The error of the judge was in applying to the discontinuance of an actual occupancy, a principle applicable only to the abandonment of an improvement, which always depends, more or less, on the intention of the improver. But there is, in this respect, no point of resemblance between a settler and an occupant. The indulgence allowed to the settler, grew out of the hardships and dangers to which he was exposed in gaining a foothold in a starving, often a savage, and sometimes a hostile wilderness, in which a habitation and the means of living could not be provided in a day; and he was consequently allowed reasonable time, according to the circumstances of the case, to plant himself securely and permanently on his improvement.
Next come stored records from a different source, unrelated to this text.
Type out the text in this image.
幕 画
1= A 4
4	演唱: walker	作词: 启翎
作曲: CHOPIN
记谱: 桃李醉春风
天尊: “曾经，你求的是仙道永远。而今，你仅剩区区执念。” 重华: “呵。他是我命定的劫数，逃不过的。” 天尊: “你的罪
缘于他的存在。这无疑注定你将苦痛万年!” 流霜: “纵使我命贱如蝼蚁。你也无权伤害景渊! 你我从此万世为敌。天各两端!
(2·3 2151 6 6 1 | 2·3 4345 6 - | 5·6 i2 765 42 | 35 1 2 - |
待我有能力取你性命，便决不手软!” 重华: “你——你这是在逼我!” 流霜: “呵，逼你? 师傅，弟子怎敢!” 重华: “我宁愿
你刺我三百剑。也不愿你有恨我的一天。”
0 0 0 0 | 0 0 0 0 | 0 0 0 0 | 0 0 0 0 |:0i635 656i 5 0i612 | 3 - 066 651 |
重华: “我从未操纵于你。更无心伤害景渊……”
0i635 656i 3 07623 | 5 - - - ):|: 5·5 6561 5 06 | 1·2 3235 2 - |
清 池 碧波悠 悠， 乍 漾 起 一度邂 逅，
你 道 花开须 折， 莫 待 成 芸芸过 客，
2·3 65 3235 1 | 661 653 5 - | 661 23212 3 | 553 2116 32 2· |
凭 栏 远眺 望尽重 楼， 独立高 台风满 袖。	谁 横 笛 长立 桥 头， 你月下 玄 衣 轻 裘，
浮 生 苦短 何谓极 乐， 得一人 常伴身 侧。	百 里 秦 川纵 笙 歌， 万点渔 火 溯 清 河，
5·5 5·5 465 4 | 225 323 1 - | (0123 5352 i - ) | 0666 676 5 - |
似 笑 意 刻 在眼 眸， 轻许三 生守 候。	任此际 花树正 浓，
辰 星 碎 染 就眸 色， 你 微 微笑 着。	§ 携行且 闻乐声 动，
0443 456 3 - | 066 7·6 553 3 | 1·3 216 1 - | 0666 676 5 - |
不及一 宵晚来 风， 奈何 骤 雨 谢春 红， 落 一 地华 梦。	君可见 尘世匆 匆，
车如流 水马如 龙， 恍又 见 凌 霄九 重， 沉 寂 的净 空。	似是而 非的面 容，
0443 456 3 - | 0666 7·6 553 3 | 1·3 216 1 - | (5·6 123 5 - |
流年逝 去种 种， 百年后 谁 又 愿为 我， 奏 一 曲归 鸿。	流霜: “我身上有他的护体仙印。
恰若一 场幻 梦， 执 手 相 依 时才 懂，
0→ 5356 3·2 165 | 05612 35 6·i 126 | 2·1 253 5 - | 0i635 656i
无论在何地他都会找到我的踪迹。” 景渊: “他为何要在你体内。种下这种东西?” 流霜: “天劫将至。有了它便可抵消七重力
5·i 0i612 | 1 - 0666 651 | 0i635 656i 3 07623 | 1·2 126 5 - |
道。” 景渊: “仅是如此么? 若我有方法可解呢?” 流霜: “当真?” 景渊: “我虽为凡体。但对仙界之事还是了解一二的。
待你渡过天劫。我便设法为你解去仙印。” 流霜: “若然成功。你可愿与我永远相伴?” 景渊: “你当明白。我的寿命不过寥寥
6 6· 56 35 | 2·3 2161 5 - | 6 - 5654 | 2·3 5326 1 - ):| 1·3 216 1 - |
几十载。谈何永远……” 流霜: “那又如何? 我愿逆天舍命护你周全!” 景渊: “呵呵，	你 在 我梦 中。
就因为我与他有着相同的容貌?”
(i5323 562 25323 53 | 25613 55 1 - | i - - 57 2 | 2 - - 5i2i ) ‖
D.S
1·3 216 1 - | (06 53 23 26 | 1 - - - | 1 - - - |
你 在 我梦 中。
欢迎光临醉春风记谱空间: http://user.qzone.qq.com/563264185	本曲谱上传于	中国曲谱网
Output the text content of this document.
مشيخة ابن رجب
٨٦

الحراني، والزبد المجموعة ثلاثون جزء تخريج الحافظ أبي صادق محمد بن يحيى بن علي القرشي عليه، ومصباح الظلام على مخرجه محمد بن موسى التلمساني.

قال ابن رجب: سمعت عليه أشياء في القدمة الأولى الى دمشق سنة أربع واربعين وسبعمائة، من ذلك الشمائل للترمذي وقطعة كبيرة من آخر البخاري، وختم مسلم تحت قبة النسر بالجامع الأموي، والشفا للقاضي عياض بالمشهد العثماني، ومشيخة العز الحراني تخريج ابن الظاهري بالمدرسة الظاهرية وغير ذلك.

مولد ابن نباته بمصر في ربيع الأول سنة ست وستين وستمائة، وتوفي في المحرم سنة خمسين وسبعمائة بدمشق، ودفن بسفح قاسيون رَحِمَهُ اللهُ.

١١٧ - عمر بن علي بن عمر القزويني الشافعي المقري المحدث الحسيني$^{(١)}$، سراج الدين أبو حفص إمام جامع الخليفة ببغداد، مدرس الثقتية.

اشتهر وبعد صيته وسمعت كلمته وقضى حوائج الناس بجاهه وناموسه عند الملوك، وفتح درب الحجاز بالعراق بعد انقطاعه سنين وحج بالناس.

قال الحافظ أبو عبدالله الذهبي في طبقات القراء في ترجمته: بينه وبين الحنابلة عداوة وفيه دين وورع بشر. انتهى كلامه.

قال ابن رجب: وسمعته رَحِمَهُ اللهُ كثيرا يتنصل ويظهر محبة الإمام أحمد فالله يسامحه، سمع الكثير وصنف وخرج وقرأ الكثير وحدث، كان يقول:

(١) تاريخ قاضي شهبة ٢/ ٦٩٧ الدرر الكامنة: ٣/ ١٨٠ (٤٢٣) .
Such hardships and dangers do not beset the actual possession of an adverse occupant, and there is not the same necessity for allowing him to intermit it. “But,” said the judge, “after so long a possession and improvement, and the building of a house, the mere failure to occupy, for one or two years (the evidence was two or three), would not be such a breach of the continuity of possession as to avoid the running of the statute.” Again, “ In such a situation, something more than a mere failure to occupy, unaccompanied by any act evincing an intention to abandon, must be. shown, or the statute will not be prevented from running.” And this was said of the occupancy of one who claimed to hold, not as an improver, but as a disseisor. But the substantial objection to it is, that the deceptive appearance of the occupant’s acts, which might have misled the most careful man, was put out of the view of the jury; and that the defendant, instead of being held to proof of a constant-assertion of independent and hostile ownership, was let off on the absence of proof that he did not intend to resume the actual possession. The fallacy was in assuming that nothing in the evacuation of the premises ought to have induced a belief that the possession had been surrendered. It was forgot that it is the occupant’s open show of resistance, and not any secret working of his mind, which calls on the owner to prosecute his claim while he may. This oversight turned the scale against the plaintiff.

Judgment reversed and venire de novo awarded.

Woodward, J., having been counsel in this cause, took no part in its decision.